Why Did Oak Trees Once Grow in the Middle of Pasadena Intersections?
It was no accident of haphazard surveying. It was a deliberate act of town planning that placed a massive oak tree in the middle of a major Pasadena intersection. When Calvin Fletcher laid out the San Gabriel Orange Grove Association subdivision in 1874, he oriented the main thoroughfare, Orange Grove Avenue, so that it would wrap around at least two ancient live oaks. Shade was a precious commodity on Pasadena’s mostly treeless mesa, and Fletcher’s plan saved these sprawling oaks by incorporating them into the avenue’s landscaped median.
As Fletcher hoped, they would become landmark specimen trees. One grew from the middle of Orange Grove Avenue near Columbia Street. Another rose from the center of Orange Grove’s intersection with California. Here, the orange growers who would found Pasadena reportedly picnicked under the oak’s boughs shortly after arriving from Indiana.
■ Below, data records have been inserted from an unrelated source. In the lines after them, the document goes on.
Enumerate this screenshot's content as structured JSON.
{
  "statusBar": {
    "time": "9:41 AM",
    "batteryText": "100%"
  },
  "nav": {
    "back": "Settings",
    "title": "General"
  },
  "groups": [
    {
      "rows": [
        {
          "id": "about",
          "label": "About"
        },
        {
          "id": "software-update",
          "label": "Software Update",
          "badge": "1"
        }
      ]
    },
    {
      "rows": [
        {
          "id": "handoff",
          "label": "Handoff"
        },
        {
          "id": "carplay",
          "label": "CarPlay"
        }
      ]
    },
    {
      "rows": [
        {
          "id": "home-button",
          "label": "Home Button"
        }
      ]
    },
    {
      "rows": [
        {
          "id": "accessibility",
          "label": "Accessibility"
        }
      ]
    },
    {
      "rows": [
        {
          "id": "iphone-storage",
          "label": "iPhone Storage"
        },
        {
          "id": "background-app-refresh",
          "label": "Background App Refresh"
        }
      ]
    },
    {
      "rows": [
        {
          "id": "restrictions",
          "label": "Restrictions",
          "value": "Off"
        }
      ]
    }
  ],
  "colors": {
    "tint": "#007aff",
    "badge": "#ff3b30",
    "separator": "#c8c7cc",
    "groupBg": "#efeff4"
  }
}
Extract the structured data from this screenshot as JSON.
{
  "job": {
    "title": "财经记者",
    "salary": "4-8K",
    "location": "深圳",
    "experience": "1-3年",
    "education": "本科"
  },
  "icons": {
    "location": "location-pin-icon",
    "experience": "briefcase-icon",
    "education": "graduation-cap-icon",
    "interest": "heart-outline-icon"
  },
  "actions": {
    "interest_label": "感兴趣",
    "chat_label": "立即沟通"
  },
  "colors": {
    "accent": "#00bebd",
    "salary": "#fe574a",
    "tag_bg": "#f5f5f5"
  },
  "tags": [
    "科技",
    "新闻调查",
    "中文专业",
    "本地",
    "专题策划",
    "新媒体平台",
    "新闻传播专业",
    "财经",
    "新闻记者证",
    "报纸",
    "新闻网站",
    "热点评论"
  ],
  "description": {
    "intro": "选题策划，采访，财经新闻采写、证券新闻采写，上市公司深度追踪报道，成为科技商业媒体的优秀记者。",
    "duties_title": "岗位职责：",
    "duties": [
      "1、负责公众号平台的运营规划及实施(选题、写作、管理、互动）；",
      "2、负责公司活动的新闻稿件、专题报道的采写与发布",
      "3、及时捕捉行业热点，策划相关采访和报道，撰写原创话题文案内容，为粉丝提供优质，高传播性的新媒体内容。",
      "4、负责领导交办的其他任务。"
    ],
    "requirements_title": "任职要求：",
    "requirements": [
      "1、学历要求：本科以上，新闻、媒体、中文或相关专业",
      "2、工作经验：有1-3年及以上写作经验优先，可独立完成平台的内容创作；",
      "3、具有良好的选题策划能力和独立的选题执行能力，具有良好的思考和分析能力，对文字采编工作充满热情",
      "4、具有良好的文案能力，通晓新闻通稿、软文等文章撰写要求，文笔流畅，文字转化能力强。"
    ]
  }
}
Later, the tree’s limbs would shade the town’s first schoolhouse, and a local artisan built a rustic bench that sat against the trunk.
But Fletcher’s gesture of respect ultimately doomed the landmark tree at Orange Grove and California. Improvements to the roadway – first dirt, then paved – came at the expense of the tree’s roots, which struggled to draw water from the ground. It didn’t help that around 1895, a group of boys had accidentally set fire to the branches while trying to smoke out a hive of bees. As the tree sickened, Pasadena took extraordinary measures to save it. The local water utility installed a hydrant to quench the tree’s thirst, and concerned residents brought in two tree surgeons to excise the oak’s decay and seal its wounds. It wasn’t enough. In the summer of 1911, workers removed the dying tree from the place it had stood for decades, maybe centuries – long before Pasadena appeared on the map.